General characteristics
- Class & type: Admirable-class minesweeper
- Displacement: 650 tons
- Length: 184 ft 6 in (56.24 m)
- Beam: 33 ft (10 m)
- Draft: 9 ft 9 in (2.97 m)
- Propulsion: 2 × ALCO 539 diesel engines, 1,710 shp (1.3 MW); Farrel-Birmingham single reduction gear; 2 shafts;
- Speed: 14.8 knots (27.4 km/h)
- Complement: 104
- Armament: 1 × 3"/50 caliber gun DP; 2 × twin Bofors 40 mm guns; 1 × Hedgehog anti-submarine mortar; 2 × depth charge tracks;

Service record
- Part of: U.S. Pacific Fleet (1944-1945); Soviet Pacific Ocean Fleet (1945-1960);

= USS Caravan =

Minesweeper of the United States Navy

USS Caravan (AM-157) was an built for the United States Navy during World War II and in commission from 1944 to 1945. In 1945, she was transferred to the Soviet Union and after that served in the Soviet Navy as T-337.

==Construction and commissioning==
Originally classified as a "coastal minesweeper," AMc-134, Caravan was reclassified as a "minesweeper," AM-157, on 21 February 1942. She was launched on 27 October 1942 at Portland, Oregon, by Willamette Iron and Steel Works and commissioned on 21 January 1944.

==Service history==

===U.S. Navy, World War II, 1944-1945===
Caravan stood out of San Francisco, California, on 25 March 1944, bound for Pearl Harbor in the Territory of Hawaii and Majuro and Eniwetok in the Marshall Islands. She arrived at Eniwetok on 25 April 1944 and began operations as a patrol vessel, lifeguard for aviators downed during aircraft carrier strikes, and convoy escort. Her escort duties took her throughout the Mariana Islands, and in September 1944 she was rebased there at Guam.
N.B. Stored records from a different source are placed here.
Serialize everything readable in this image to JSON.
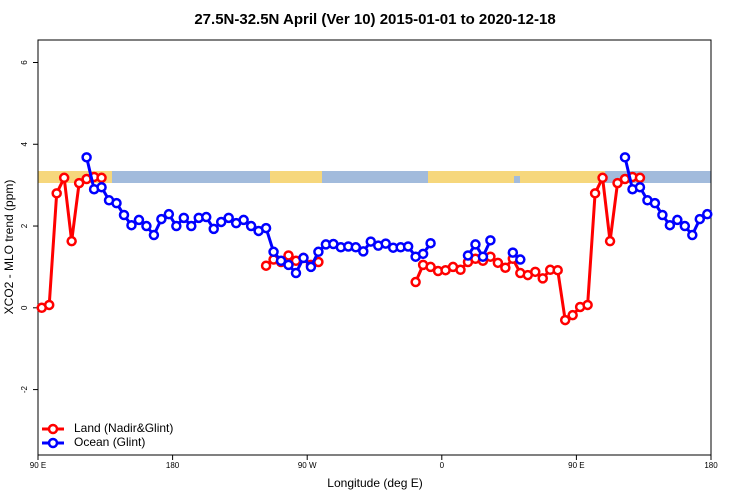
{
  "chart_data": {
    "type": "line",
    "title": "27.5N-32.5N April (Ver 10)   2015-01-01 to 2020-12-18",
    "x_label": "Longitude (deg E)",
    "y_label": "XCO2 - MLO trend (ppm)",
    "xlim": [
      90,
      540
    ],
    "ylim": [
      -3.6,
      6.55
    ],
    "xticks": [
      {
        "value": 90,
        "label": "90 E"
      },
      180,
      {
        "value": 270,
        "label": "90 W"
      },
      {
        "value": 360,
        "label": "0"
      },
      {
        "value": 450,
        "label": "90 E"
      },
      {
        "value": 540,
        "label": "180"
      }
    ],
    "yticks": [
      -2,
      0,
      2,
      4,
      6
    ],
    "legend": "bottom-left",
    "x": [
      92.5,
      97.5,
      102.5,
      107.5,
      112.5,
      117.5,
      122.5,
      127.5,
      132.5,
      137.5,
      142.5,
      147.5,
      152.5,
      157.5,
      162.5,
      167.5,
      172.5,
      177.5,
      182.5,
      187.5,
      192.5,
      197.5,
      202.5,
      207.5,
      212.5,
      217.5,
      222.5,
      227.5,
      232.5,
      237.5,
      242.5,
      247.5,
      252.5,
      257.5,
      262.5,
      267.5,
      272.5,
      277.5,
      282.5,
      287.5,
      292.5,
      297.5,
      302.5,
      307.5,
      312.5,
      317.5,
      322.5,
      327.5,
      332.5,
      337.5,
      342.5,
      347.5,
      352.5,
      357.5,
      362.5,
      367.5,
      372.5,
      377.5,
      382.5,
      387.5,
      392.5,
      397.5,
      402.5,
      407.5,
      412.5,
      417.5,
      422.5,
      427.5,
      432.5,
      437.5,
      442.5,
      447.5,
      452.5,
      457.5,
      462.5,
      467.5,
      472.5,
      477.5,
      482.5,
      487.5,
      492.5,
      497.5,
      502.5,
      507.5,
      512.5,
      517.5,
      522.5,
      527.5,
      532.5,
      537.5
    ],
    "series": [
      {
        "name": "Land (Nadir&Glint)",
        "color": "#ff0000",
        "values": [
          0,
          0.07,
          2.8,
          3.18,
          1.63,
          3.05,
          3.15,
          3.2,
          3.18,
          null,
          null,
          null,
          null,
          null,
          null,
          null,
          null,
          null,
          null,
          null,
          null,
          null,
          null,
          null,
          null,
          null,
          null,
          null,
          null,
          null,
          1.03,
          1.18,
          1.12,
          1.28,
          1.15,
          1.22,
          1.05,
          1.12,
          null,
          null,
          null,
          null,
          null,
          null,
          null,
          null,
          null,
          null,
          null,
          null,
          0.63,
          1.05,
          1.0,
          0.9,
          0.92,
          1.0,
          0.93,
          1.12,
          1.2,
          1.15,
          1.25,
          1.1,
          0.98,
          1.2,
          0.85,
          0.8,
          0.88,
          0.72,
          0.93,
          0.92,
          -0.3,
          -0.18,
          0.02,
          0.07,
          2.8,
          3.18,
          1.63,
          3.05,
          3.15,
          3.2,
          3.18,
          null,
          null,
          null,
          null,
          null,
          null,
          null,
          null,
          null
        ]
      },
      {
        "name": "Ocean (Glint)",
        "color": "#0000ff",
        "values": [
          null,
          null,
          null,
          null,
          null,
          null,
          3.68,
          2.9,
          2.95,
          2.63,
          2.56,
          2.27,
          2.02,
          2.15,
          2.0,
          1.78,
          2.17,
          2.29,
          2.0,
          2.2,
          2.0,
          2.2,
          2.22,
          1.93,
          2.1,
          2.2,
          2.07,
          2.15,
          2.0,
          1.88,
          1.95,
          1.37,
          1.15,
          1.05,
          0.85,
          1.22,
          1.0,
          1.37,
          1.55,
          1.56,
          1.48,
          1.5,
          1.48,
          1.38,
          1.62,
          1.52,
          1.57,
          1.47,
          1.48,
          1.5,
          1.25,
          1.32,
          1.58,
          null,
          null,
          null,
          null,
          1.28,
          1.55,
          1.25,
          1.65,
          null,
          null,
          1.35,
          1.18,
          null,
          null,
          null,
          null,
          null,
          null,
          null,
          null,
          null,
          null,
          null,
          null,
          null,
          3.68,
          2.9,
          2.95,
          2.63,
          2.56,
          2.27,
          2.02,
          2.15,
          2.0,
          1.78,
          2.17,
          2.29
        ]
      }
    ]
  }
}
She moved to Ulithi in October 1944 - riding out a severe typhoon en route - to begin operations in the Palau Islands as well as the Marianas.

Selected for transfer to the Soviet Navy in Project Hula - a secret program for the transfer of U.S. Navy ships to the Soviet Navy at Cold Bay, Territory of Alaska, in anticipation of the Soviet Union joining the war against Japan - Caravan arrived at Portland, Oregon, in May 1945 for a pre-transfer overhaul. In July 1945 she arrived at Cold Bay to train her new Soviet crew.
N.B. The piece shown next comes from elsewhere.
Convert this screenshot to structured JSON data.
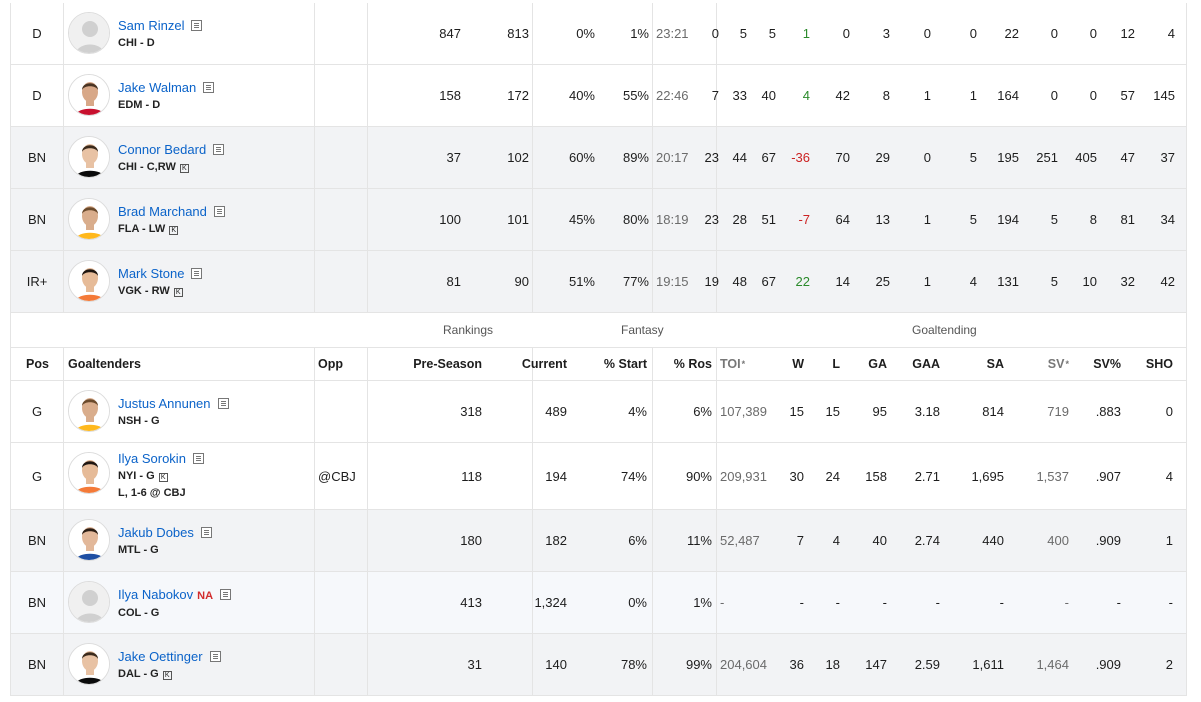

===Soviet Navy, 1945-1960===

Following the completion of training for her Soviet crew, Caravan was decommissioned on 17 August 1945 at Cold Bay and transferred to the Soviet Union under Lend-Lease immediately. Also commissioned into the Soviet Navy immediately, she was designated as a tralshik ("minesweeper") and renamed T-337 in Soviet service. She soon departed Cold Bay bound for Petropavlovsk-Kamchatsky in the Soviet Union, where she served in the Soviet Far East.
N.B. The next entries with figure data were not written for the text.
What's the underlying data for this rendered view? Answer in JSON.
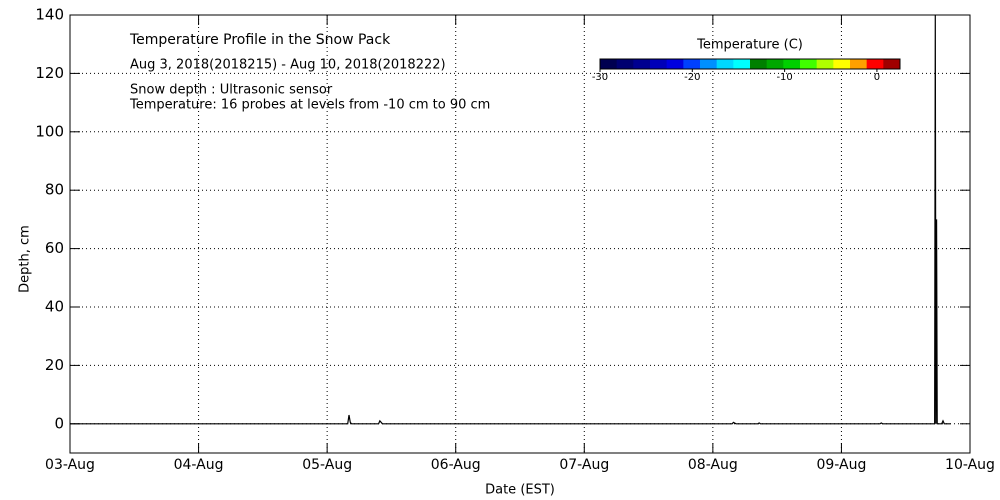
{
  "chart_data": {
    "type": "line",
    "title": "Temperature Profile in the Snow Pack",
    "subtitle": "Aug  3, 2018(2018215) - Aug 10, 2018(2018222)",
    "annotations": [
      "Snow depth : Ultrasonic sensor",
      "Temperature: 16 probes at levels from -10 cm to 90 cm"
    ],
    "x_label": "Date (EST)",
    "y_label": "Depth, cm",
    "xlim": [
      3,
      10
    ],
    "xticks": [
      {
        "value": 3,
        "label": "03-Aug"
      },
      {
        "value": 4,
        "label": "04-Aug"
      },
      {
        "value": 5,
        "label": "05-Aug"
      },
      {
        "value": 6,
        "label": "06-Aug"
      },
      {
        "value": 7,
        "label": "07-Aug"
      },
      {
        "value": 8,
        "label": "08-Aug"
      },
      {
        "value": 9,
        "label": "09-Aug"
      },
      {
        "value": 10,
        "label": "10-Aug"
      }
    ],
    "ylim": [
      -10,
      140
    ],
    "yticks": [
      0,
      20,
      40,
      60,
      80,
      100,
      120,
      140
    ],
    "grid": true,
    "series": [
      {
        "color": "#000000",
        "x": [
          3,
          5.16,
          5.17,
          5.18,
          5.19,
          5.4,
          5.41,
          5.43,
          8.15,
          8.16,
          8.18,
          8.35,
          8.36,
          8.37,
          9.3,
          9.31,
          9.32,
          9.725,
          9.73,
          9.735,
          9.74,
          9.745,
          9.78,
          9.79,
          9.8,
          9.85
        ],
        "values": [
          0,
          0,
          3,
          0.5,
          0,
          0,
          1,
          0,
          0,
          0.5,
          0,
          0,
          0.3,
          0,
          0,
          0.3,
          0,
          0,
          140,
          0,
          70,
          0,
          0,
          1,
          0,
          0
        ]
      }
    ],
    "colorbar": {
      "title": "Temperature (C)",
      "lim": [
        -30,
        2.5
      ],
      "ticks": [
        -30,
        -20,
        -10,
        0
      ],
      "colors": [
        "#000050",
        "#000070",
        "#000090",
        "#0000b8",
        "#0000e0",
        "#0040ff",
        "#0090ff",
        "#00d8ff",
        "#00ffff",
        "#008000",
        "#00a800",
        "#00d000",
        "#40ff00",
        "#b0ff00",
        "#ffff00",
        "#ffa000",
        "#ff0000",
        "#a00000"
      ]
    }
  }
}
In February 1946, the United States began negotiations for the return of ships loaned to the Soviet Union for use during World War II, and on 8 May 1947, United States Secretary of the Navy James V. Forrestal informed the United States Department of State that the United States Department of the Navy wanted 480 of the 585 combatant ships it had transferred to the Soviet Union for World War II use returned. Deteriorating relations between the two countries as the Cold War broke out led to protracted negotiations over the ships, and by the mid-1950s the U.S. Navy found it too expensive to bring home ships that had become worthless to it anyway. Many ex-American ships were merely administratively "returned" to the United States and instead sold for scrap in the Soviet Union, while the U.S. Navy did not seriously pursue the return of others because it viewed them as no longer worth the cost of recovery. The Soviet Union never returned Caravan to the United States, although the U.S. Navy reclassified her as a "fleet minesweeper" (MSF) and redesignated her MSF-157 on 7 February 1955.

==Disposal==
T-337 was scrapped in 1960. Unaware of her fate, the U.S. Navy kept Caravan on its Naval Vessel Register until finally striking her on 1 January 1983.